One of China’s wandering elephants is returned to reserve

BEIJING — One member of a group of elephants that left a nature reserve and wandered close to cities in China’s southwest has been tranquilized and returned to the reserve after leaving the herd.

The elephants attracted nationwide attention after they left the reserve in Yunnan province last year and walked more than 300 miles north. They reached the outskirts of Kunming, a major city, before turning south again, but still are far from the reserve.

A lone male elephant that left the herd more than a month ago was captured Wednesday near the city of Yuxi and sent back to the Xishuangbanna National Nature Reserve, about 280 kilometers (175 miles) away, according to the government.

The 10-year-old, 1.8-ton elephant had stayed near populated areas since Monday, prompting the decision to send it back to the reserve to reduce the risk to the public.

The elephant was tranquilized with a blow dart, put in a cage and taken home by truck, the government newspaper China Daily reported. It appeared healthy and had no injuries, the Yunnan government said in a social media post.

“As an Asian elephant that’s only 10 years old, it will encounter unpredictable difficulties for survival,” said Chen Mingyong, an elephant expert at Yunnan University, in a government statement.

The herd was 16 elephants when it left the reserve. Two returned on their own and a baby was born during the walk.

Authorities say the remaining group of six female and three male adults, two juveniles and three calves appear to be healthy.

More than 200 people with 20 drones and dozens of vehicles are tracking the elephants.

Authorities have closed roads to allow them to cross and told residents to stay indoors if they walk through villages. Tons of food has been used to lure them away from populated areas.

State TV carries updates on the elephants several times a day and they are among popular topics on social media.
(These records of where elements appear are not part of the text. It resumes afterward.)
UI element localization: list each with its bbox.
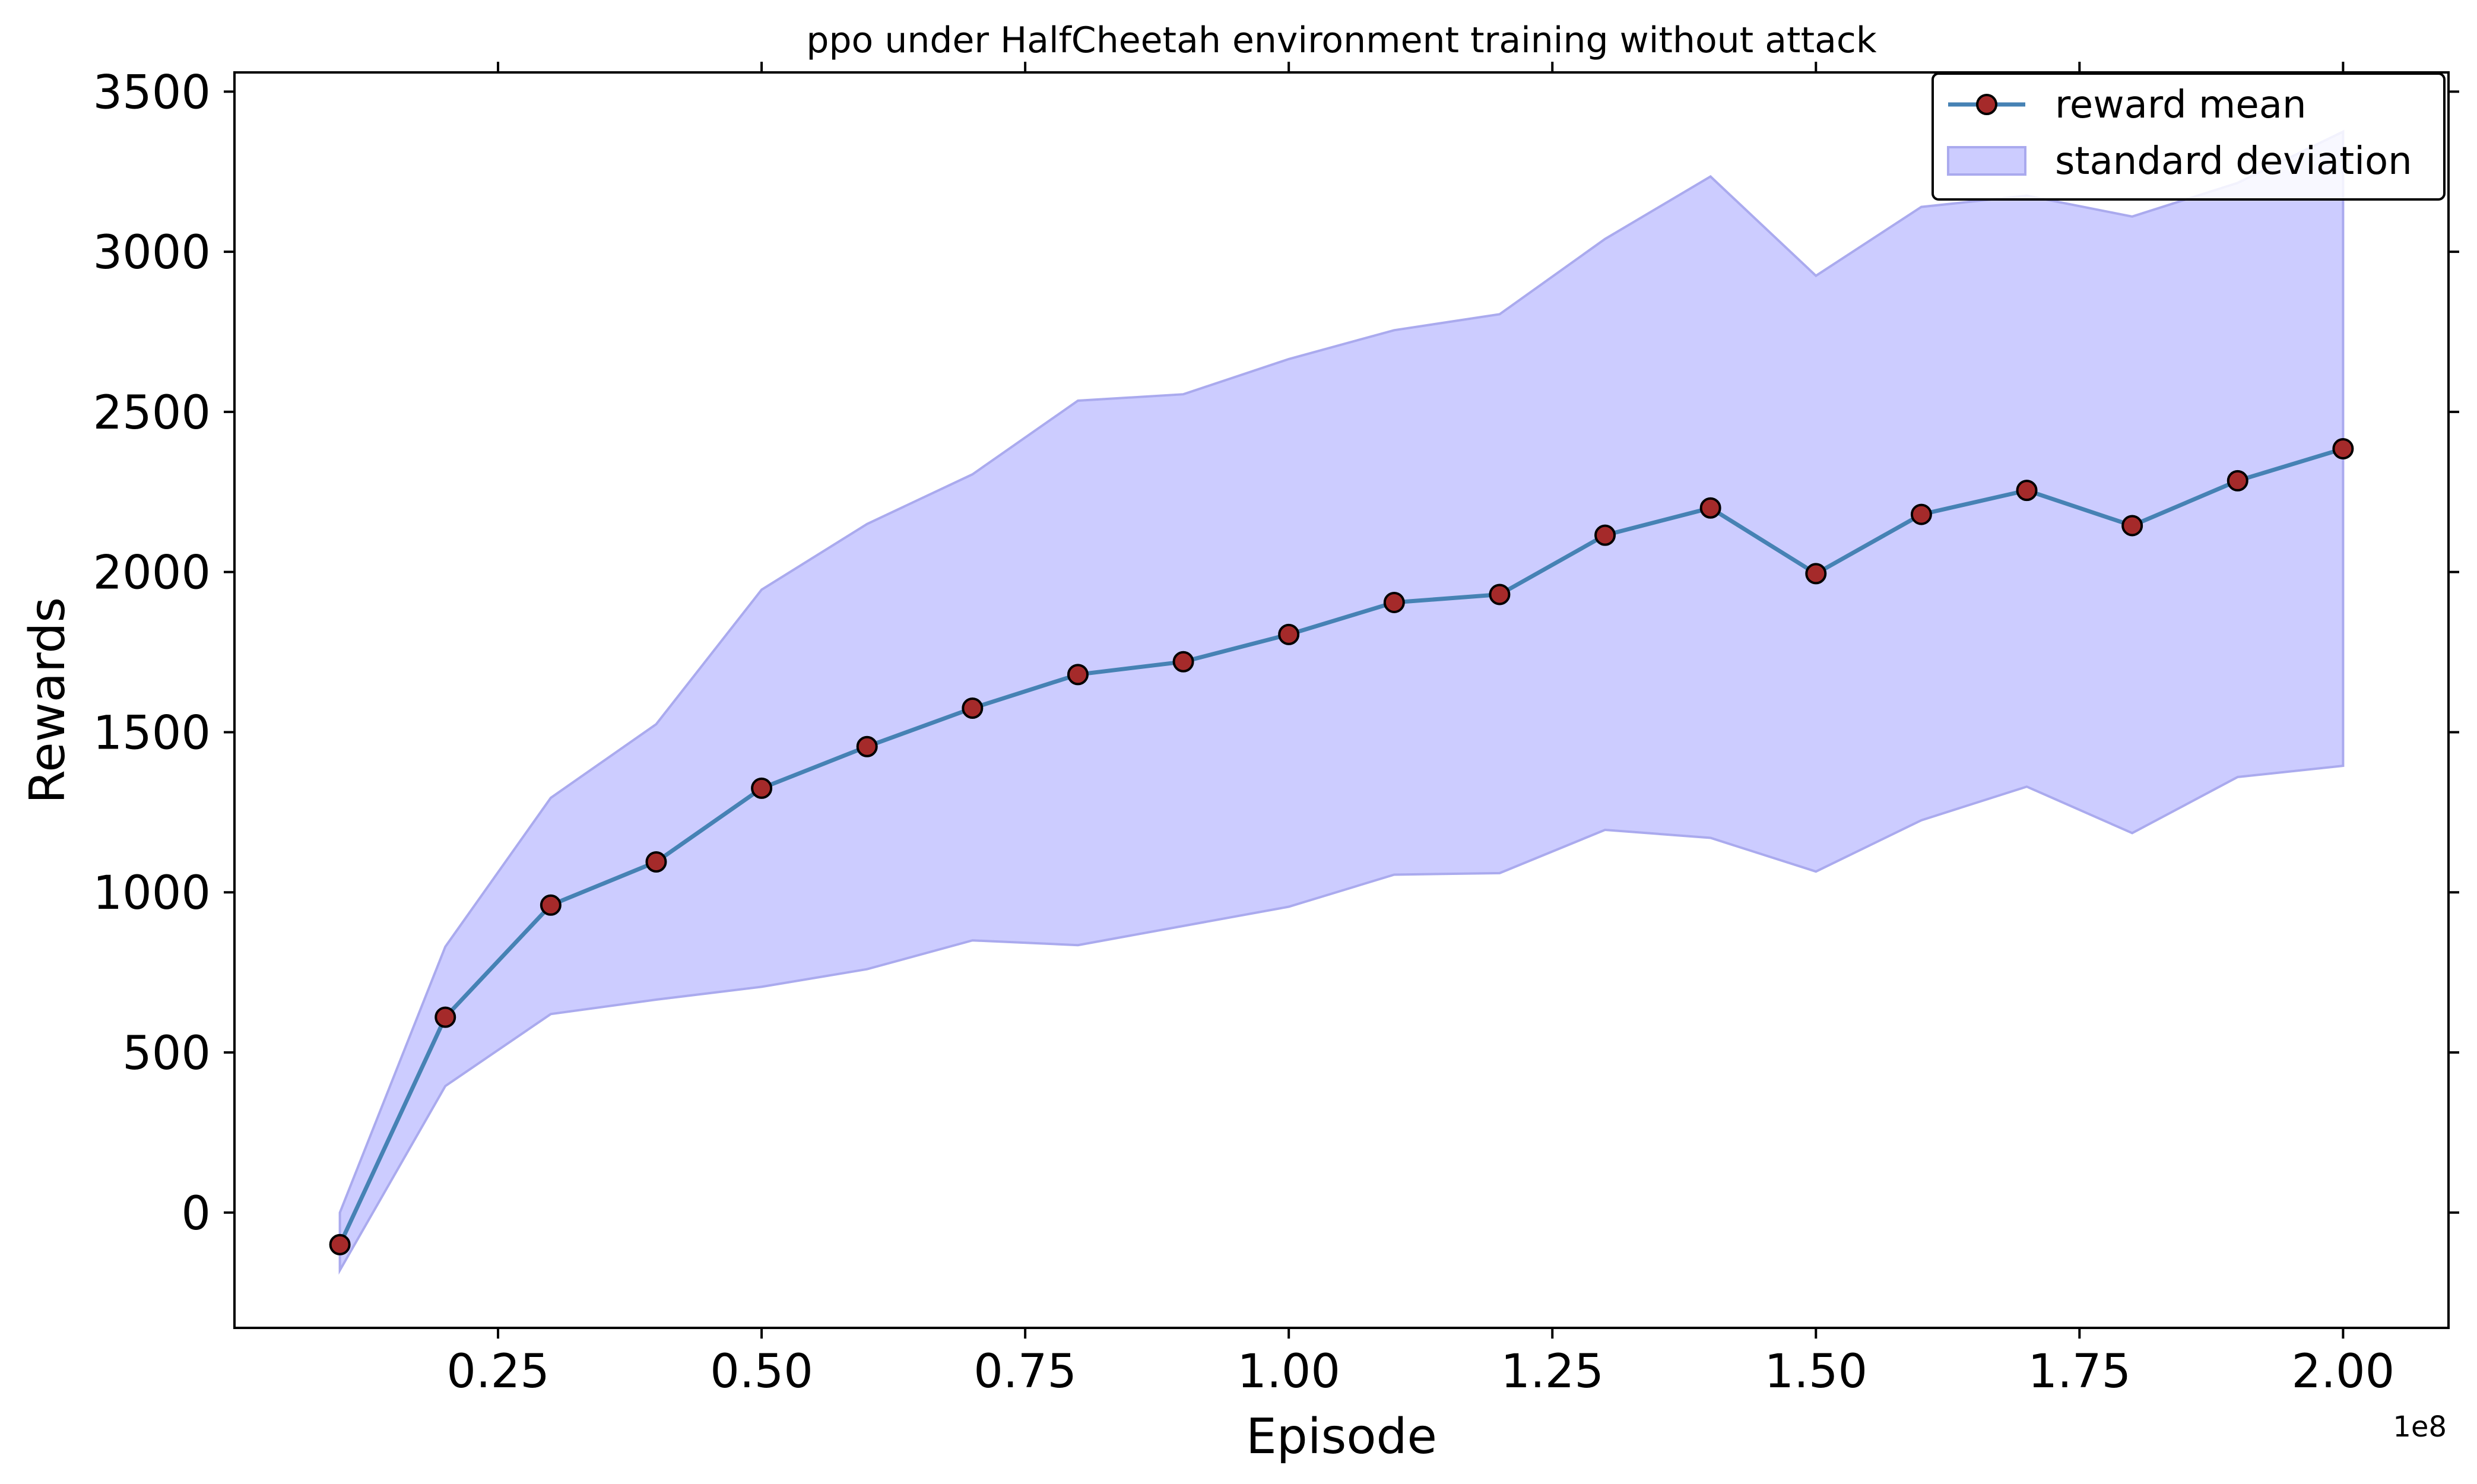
reward-mean-point bbox=[962, 697, 984, 719]
legend-std-band-swatch bbox=[1947, 146, 2026, 176]
x-axis-label: Episode bbox=[1246, 1409, 1437, 1465]
reward-mean-point bbox=[856, 735, 878, 757]
y-tick-label: 3500 bbox=[93, 66, 211, 119]
std-deviation-band bbox=[338, 129, 2345, 1275]
x-tick-label: 0.25 bbox=[446, 1345, 550, 1399]
reward-mean-point bbox=[1489, 584, 1511, 605]
reward-mean-point bbox=[2121, 515, 2143, 537]
legend-reward-mean-marker-swatch bbox=[1976, 94, 1997, 115]
legend-reward-mean-label: reward mean bbox=[2055, 83, 2307, 127]
reward-mean-point bbox=[1699, 497, 1721, 519]
x-tick-label: 1.50 bbox=[1764, 1345, 1867, 1399]
y-tick-label: 1000 bbox=[93, 867, 211, 920]
y-tick-label: 2000 bbox=[93, 547, 211, 600]
reward-mean-point bbox=[1172, 651, 1194, 673]
x-tick-label: 0.50 bbox=[710, 1345, 813, 1399]
x-tick-label: 1.25 bbox=[1501, 1345, 1604, 1399]
x-axis-offset-label: 1e8 bbox=[2393, 1410, 2447, 1444]
reward-mean-point bbox=[2016, 480, 2038, 502]
reward-mean-point bbox=[2227, 470, 2248, 492]
legend: reward mean standard deviation bbox=[1932, 72, 2446, 201]
legend-box bbox=[1932, 72, 2446, 201]
reward-mean-point bbox=[1278, 623, 1300, 645]
reward-mean-point bbox=[1910, 503, 1932, 525]
y-tick-label: 2500 bbox=[93, 386, 211, 440]
reward-mean-point bbox=[1067, 664, 1089, 686]
reward-mean-point bbox=[2332, 437, 2354, 459]
y-tick-label: 1500 bbox=[93, 706, 211, 760]
reward-mean-point bbox=[434, 1006, 456, 1028]
x-axis-ticks: 0.25 0.50 0.75 1.00 1.25 1.50 1.75 2.00 bbox=[446, 62, 2394, 1399]
reward-mean-point bbox=[1805, 563, 1827, 585]
plot-frame bbox=[233, 71, 2450, 1329]
x-tick-label: 2.00 bbox=[2292, 1345, 2395, 1399]
reward-mean-point bbox=[329, 1234, 351, 1255]
reward-mean-point bbox=[1383, 591, 1405, 613]
chart-title: ppo under HalfCheetah environment traini… bbox=[806, 20, 1876, 61]
y-axis-label: Rewards bbox=[20, 597, 76, 804]
reward-mean-marker-layer bbox=[329, 437, 2354, 1255]
y-tick-label: 0 bbox=[181, 1187, 211, 1241]
reward-mean-point bbox=[751, 777, 773, 799]
y-tick-label: 500 bbox=[122, 1027, 211, 1080]
x-tick-label: 1.75 bbox=[2028, 1345, 2131, 1399]
reward-mean-point bbox=[1594, 524, 1616, 546]
y-axis-ticks: 0 500 1000 1500 2000 2500 3000 3500 bbox=[93, 66, 2459, 1241]
legend-standard-deviation-label: standard deviation bbox=[2055, 139, 2412, 183]
reward-mean-line-layer bbox=[338, 446, 2344, 1246]
std-band-layer bbox=[338, 129, 2345, 1275]
reward-mean-point bbox=[645, 851, 667, 873]
x-tick-label: 0.75 bbox=[973, 1345, 1077, 1399]
y-tick-label: 3000 bbox=[93, 226, 211, 280]
reward-mean-point bbox=[540, 894, 562, 916]
x-tick-label: 1.00 bbox=[1237, 1345, 1340, 1399]
reward-mean-line bbox=[338, 446, 2344, 1246]
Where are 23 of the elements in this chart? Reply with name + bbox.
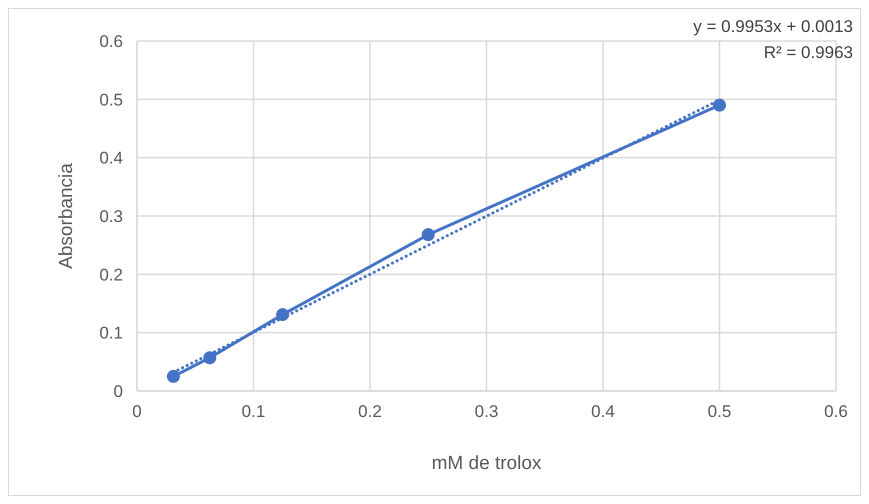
point (422, 228, 435, 242)
point (203, 351, 216, 364)
y-tick-label: 0.2 (99, 265, 123, 284)
x-tick-label: 0.3 (474, 402, 498, 421)
y-tick-label: 0.1 (99, 324, 123, 343)
y-tick-label: 0.6 (99, 32, 123, 51)
x-tick-label: 0.5 (708, 402, 732, 421)
text: y = 0.9953x + 0.0013 (693, 17, 853, 36)
x-tick-label: 0.1 (242, 402, 266, 421)
x-tick-label: 0.2 (358, 402, 382, 421)
y-tick-label: 0 (114, 382, 123, 401)
y-tick-label: 0.4 (99, 148, 123, 168)
annotation: R² = 0.9963 (764, 43, 853, 62)
y-tick-label: 0.5 (99, 90, 123, 110)
x-axis-title: mM de trolox (432, 453, 542, 474)
x-tick-label: 0.6 (824, 402, 848, 421)
y-tick-label: 0.3 (99, 207, 123, 226)
point (276, 308, 290, 322)
x-tick-label: 0.4 (591, 402, 615, 421)
x-tick-label: 0 (132, 402, 142, 421)
point (713, 98, 726, 112)
point (166, 370, 180, 383)
y-axis-title: Absorbancia (56, 162, 77, 269)
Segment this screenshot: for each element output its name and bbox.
The topic “#Lone elephant was captured and returned home#” on the Sina Weibo microblog service was viewed more than 15.8 million times on Wednesday and Thursday. A compilation of video clips posted online by the Communist Party newspaper People’s Daily was reposted 1,200 times.

The elephants have damaged crops but no injuries have been reported.

As of June 28, residents reported losses of 6 million yuan ($950,000), according to the Yunnan Office of the China Banking and Insurance Regulatory Commission.